16 year old trying to create good workout...

So I've been looking to get ripped, going to the gym everyday for 2 weeks now.
I've been doing:
LEG EXTENSIONS 5 sets/10 reps/100 lbs
then like a sitting benchpress(name?) 3 sets/10 reps/50 lbs...2 sets/10 reps/62.5 lbs
then chest pump-like(name?) 5 sets/10 reps/65.5-75 lbs
then like the sitting benchpess only u pull it down(name?) 5 sets/12 reps/62.5lbs AB CRUNCH 5 sets/12 reps/100-125 lbs
BICEP CURLS 2/10/20, 2/10/25, 2/10/35 each hand
then leaning off the bench pulling the dumbell up(name?) 5/10/35 each hand
then squats with dumbells 4/12/35
and sometimes ARM EXTENSION 5/10/50

im in pretty good shape, but not the greatest
should i keep working on that or increase or decrease?
anything else i should work on?
any tips on maximizing muscle growth other than eating lots of protein(already doing that)?
also how much time should i rest between sets?
also, ive heard/read that cardio decreases muscle growth and i can already do 7 miles in 18 minutes on the stationary bike, but do the pros outweight the cons?
Any tips you could give a young dude eager to buff up will be appreciated!
 
You're asking what your goals should be. That's a hard one to answer. You seem to like your cardiovascular achievements and you seem to want more muscle mass, so my suggestion would be maintenance of cardiovascualr fitness while building muscle by lifting appropriately and eating appropriately to gain up to 1lb bodyweight/week (not all of that weight will be muscle mass, mind you, but you can't optimise muscle gains very well without allowing for other mass gains).

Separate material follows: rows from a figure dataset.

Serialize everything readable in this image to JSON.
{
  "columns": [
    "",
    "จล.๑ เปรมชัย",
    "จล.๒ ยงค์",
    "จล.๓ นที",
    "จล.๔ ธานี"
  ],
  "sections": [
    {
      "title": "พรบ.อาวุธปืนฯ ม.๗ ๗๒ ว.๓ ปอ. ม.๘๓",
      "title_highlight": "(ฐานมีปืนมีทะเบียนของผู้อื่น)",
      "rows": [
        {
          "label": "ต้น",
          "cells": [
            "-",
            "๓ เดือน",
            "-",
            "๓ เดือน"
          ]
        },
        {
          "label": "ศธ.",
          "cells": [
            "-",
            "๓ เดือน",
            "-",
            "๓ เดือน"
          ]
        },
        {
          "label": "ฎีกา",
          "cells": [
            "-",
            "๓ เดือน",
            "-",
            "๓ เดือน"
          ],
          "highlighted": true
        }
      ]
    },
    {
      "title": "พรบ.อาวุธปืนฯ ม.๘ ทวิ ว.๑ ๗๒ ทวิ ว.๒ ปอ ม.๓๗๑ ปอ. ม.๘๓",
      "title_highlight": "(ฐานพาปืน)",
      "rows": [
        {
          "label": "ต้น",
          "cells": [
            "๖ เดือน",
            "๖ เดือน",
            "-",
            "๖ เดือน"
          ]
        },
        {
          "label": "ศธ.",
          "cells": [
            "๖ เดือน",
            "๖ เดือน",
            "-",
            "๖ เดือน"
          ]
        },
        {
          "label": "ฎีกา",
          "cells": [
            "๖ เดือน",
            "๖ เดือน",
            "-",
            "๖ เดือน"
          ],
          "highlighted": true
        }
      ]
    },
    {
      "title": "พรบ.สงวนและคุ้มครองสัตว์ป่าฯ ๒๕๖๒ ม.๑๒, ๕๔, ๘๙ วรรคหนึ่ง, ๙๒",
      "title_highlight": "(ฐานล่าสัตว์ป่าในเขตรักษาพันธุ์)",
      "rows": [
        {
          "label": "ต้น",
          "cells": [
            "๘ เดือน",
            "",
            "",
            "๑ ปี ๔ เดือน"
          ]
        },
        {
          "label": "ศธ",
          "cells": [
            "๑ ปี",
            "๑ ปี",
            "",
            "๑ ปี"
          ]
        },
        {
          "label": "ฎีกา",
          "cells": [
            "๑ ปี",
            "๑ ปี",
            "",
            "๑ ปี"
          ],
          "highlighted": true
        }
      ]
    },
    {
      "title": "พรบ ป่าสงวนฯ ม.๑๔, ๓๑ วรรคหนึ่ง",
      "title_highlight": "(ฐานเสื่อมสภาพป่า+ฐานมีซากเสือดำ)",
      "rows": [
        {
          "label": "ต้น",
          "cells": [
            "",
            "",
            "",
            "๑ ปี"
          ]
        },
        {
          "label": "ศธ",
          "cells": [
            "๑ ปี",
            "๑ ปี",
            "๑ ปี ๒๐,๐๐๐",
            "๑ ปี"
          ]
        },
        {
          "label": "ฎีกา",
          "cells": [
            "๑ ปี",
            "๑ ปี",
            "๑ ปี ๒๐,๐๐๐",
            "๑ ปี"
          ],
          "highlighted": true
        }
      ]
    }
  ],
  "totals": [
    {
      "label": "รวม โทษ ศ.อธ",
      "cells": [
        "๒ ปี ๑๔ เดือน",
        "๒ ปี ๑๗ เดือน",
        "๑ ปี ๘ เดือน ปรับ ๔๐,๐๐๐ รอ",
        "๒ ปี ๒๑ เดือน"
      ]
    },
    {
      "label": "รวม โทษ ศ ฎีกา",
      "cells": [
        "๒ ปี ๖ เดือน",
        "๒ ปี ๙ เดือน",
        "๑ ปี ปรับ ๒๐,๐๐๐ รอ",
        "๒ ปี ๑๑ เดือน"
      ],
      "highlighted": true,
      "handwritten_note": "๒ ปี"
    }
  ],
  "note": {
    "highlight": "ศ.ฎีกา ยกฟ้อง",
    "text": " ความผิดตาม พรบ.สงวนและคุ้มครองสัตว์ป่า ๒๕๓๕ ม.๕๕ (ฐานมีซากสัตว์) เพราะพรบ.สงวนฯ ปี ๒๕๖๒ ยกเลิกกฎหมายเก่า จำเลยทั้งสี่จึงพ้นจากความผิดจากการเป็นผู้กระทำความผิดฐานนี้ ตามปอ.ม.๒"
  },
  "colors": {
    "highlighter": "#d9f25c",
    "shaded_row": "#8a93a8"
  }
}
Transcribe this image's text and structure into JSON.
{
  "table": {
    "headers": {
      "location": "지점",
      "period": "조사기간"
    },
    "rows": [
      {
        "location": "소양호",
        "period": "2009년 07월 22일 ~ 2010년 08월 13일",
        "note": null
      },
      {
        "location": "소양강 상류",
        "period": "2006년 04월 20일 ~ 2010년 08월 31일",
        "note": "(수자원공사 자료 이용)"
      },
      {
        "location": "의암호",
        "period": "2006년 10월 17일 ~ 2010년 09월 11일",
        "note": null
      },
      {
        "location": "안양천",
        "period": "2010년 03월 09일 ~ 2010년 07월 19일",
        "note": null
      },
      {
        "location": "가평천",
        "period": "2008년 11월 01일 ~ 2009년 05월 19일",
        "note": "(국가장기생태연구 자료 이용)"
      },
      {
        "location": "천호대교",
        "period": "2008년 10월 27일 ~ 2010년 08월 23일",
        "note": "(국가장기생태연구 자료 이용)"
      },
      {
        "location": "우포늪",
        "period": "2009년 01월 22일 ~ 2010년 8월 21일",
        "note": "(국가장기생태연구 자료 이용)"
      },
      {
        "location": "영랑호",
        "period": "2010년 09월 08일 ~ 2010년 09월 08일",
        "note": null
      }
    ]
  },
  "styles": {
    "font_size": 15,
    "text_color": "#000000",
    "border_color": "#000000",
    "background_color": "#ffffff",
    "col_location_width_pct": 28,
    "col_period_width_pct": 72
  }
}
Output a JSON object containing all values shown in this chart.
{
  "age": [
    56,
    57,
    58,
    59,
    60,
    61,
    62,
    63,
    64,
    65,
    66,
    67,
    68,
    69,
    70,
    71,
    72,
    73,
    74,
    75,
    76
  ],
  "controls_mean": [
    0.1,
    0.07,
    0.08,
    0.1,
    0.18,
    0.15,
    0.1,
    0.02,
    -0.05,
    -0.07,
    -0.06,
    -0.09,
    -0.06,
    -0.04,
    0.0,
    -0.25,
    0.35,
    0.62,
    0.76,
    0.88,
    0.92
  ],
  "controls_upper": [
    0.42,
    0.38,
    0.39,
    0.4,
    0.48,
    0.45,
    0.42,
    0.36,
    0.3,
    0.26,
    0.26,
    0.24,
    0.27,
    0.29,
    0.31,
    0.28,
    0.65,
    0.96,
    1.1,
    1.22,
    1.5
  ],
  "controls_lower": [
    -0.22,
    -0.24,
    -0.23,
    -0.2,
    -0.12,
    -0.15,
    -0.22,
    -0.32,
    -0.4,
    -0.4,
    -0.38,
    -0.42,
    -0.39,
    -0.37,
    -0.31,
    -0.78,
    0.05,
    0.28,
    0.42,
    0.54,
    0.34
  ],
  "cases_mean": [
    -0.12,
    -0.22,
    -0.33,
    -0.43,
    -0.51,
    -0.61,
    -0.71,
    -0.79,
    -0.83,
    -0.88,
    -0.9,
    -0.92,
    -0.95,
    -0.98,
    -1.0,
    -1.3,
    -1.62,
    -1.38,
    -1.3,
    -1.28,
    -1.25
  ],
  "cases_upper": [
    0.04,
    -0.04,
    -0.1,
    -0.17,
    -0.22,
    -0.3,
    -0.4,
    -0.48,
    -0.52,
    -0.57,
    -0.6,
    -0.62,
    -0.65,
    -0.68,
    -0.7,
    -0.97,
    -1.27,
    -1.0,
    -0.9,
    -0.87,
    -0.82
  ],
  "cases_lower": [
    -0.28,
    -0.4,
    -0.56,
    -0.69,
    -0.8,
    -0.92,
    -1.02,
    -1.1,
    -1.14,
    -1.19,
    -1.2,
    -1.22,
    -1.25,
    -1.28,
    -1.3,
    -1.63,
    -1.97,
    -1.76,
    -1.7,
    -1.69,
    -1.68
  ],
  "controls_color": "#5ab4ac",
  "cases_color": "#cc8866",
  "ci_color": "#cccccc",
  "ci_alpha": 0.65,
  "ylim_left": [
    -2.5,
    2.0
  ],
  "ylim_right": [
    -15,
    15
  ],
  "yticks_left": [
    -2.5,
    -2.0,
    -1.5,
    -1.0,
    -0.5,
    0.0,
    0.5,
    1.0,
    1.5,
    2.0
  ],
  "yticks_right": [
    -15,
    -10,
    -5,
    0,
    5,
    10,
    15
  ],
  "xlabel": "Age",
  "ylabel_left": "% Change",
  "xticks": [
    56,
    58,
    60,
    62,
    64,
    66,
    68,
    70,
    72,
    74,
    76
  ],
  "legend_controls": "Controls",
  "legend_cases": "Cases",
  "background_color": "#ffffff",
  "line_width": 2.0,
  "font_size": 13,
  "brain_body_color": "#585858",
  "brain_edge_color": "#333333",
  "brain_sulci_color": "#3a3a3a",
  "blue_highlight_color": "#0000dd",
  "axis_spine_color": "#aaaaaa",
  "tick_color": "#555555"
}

As for the program...I don't think you've got a very good routine there. Here's what I think you have, based on what you've written:
- Leg extension 5x10
- Seated press or Incline bench press or Machine chest press 5x10
- no idea what chest-pump is, but I'm gonna take a wild get and say Pec deck 5x10
- Lat pull down or Cable row 5x12
- Weighted crunches 5x12
- DB Curls 6x10
- One-arm DB Row 5x10
- DB squat 4x12
- Triceps extension 5x10

You could do a lot worse than that, but it needs some improvements, in my opinion. First rule of training: avoid exhausting a muscle through direct work when you still have more exercises that rely on it (this rule can be demoted to a certain extent as you get into intermediate and advanced programs, but if you still need our wisdom and advice, you'd do well to just abide by this little rule for a while). You should be working your back and core as support muscles when doing your leg and upper body pushing exercises, and fatigued biceps, triceps or quadriceps will also limit your compound lifts. So, I would advise something more like this:

- BB Squats (not DB squats which limit lower-body loading potential to what your arms can hold) 3-5 sets x 5-8 reps
- Bench press or Overhead press 3-5 sets x 5-8 reps (alternate between the two every time you train, so if you train on Monday and do bench, then on Wednesday you'd do OH press)
- Deadlift or Rows 3-5 sets x 5-8 reps (alternating as above)
Assistance exercises: 3 sets of 8-12 reps each
- Straight-legged calf raise using slow eccentric and pausing at the bottom for 3sec
- Chin ups, pull ups or lat pull down
- Bicep curl/trcieps extension superset

Start out fairly light on every exercise to give your body a deload from what you've been doing until now and to learn technique on any new lifts. Increase weight on squats and deadlifts by 10-15lb/week, and increase weight on presses and rows by 5lb/week. Do not increase weight if you can't complete all intended reps of all sets with good form. Increase weight on assistance exercises only when comfortable to do so.

Eat 1g/lb bodyweight/day protein, and at least 2,500-3,000kcal total from all energy sources (protein, fats and carbs). If you don't gain 2lb in 2 weeks, increase by a further 500kcal.

On squats, presses and rows/deadlifts, rest 3min between sets. On the assistance exercises, rest 1-3 min except on bicep/triceps superset, in which there should be no rest time between sets. Perform 3 warm up sets on the primary lifts. Perform only one (or none) warm up sets on assistance exercises.